Segundo amigas da vítima, o casal já se conhecia desde novembro do ano passado, mas o namoro só foi formalizado no dia 15 de março, aniversário de Flávia. Nesse sábado (21), Tiago e Flávia viajaram para a capital sergipana para assistir a um show do cantor Rey Vaqueiro.
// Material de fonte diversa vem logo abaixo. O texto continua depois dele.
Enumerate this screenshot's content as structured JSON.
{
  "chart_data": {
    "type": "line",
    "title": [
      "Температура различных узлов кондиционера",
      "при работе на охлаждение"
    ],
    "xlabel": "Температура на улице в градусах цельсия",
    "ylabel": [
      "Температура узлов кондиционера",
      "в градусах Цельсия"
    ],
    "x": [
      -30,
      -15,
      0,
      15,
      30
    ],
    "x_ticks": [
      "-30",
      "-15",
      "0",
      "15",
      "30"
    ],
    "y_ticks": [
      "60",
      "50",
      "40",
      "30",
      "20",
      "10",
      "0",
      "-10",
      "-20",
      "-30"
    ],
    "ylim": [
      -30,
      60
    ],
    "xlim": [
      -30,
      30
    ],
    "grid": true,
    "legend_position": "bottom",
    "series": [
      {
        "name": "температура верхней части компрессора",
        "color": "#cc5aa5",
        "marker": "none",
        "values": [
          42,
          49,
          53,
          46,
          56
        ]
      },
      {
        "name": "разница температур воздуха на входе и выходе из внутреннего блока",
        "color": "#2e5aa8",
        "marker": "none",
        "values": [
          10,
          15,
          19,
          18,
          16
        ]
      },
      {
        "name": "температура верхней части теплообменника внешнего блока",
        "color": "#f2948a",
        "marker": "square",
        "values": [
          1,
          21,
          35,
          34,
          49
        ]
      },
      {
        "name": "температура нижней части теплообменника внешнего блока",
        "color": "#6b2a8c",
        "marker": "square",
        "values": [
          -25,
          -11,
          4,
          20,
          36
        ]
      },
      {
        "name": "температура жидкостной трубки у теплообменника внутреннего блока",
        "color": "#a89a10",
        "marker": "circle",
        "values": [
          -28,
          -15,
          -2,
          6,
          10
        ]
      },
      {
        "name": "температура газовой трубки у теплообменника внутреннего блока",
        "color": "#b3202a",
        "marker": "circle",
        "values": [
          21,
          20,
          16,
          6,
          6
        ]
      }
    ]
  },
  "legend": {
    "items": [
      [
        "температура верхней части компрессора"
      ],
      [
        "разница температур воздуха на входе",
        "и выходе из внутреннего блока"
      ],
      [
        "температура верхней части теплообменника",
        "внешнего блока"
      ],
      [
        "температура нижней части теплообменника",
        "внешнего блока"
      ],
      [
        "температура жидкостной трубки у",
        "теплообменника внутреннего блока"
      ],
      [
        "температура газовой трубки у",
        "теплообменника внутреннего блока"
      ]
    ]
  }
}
Dentro do quarto do hotel, porém, a viagem terminou em tragédia. Tiago teria atirado contra Flávia e em seguida tentou tirar a própria vida. Ele foi socorrido em estado grave para o Hospital de Urgências de Sergipe (Huse), enquanto Flávia não resistiu aos ferimentos e morreu no local. Até o momento, a motivação do crime não foi esclarecida, e a Polícia Civil investiga o caso.
O corpo da empresária começou a ser velado na noite de domingo no Ginásio Esportivo Diamante Negro, em Canindé de São Francisco, e o enterro está previsto para esta segunda-feira, às 16h, em cemitério da cidade.
Tiago é policial penal e bacharel em Direito. De acordo com o último boletim médico, divulgado nesta manhã, ele segue na Ala Vermelha da unidade hospitalar. Ele foi avaliado por especialistas de Cirurgia Geral e Neurocirurgia, sendo submetido a um procedimento cirúrgico. Não foi informado se o quadro é grave ou estável.
A arma de fogo usada para matar Flávia foi apreendida com seis munições deflagradas e outras seis intactas. Elas foram encaminhadas para análise da perícia para a identificação da possível dinâmica dos disparos.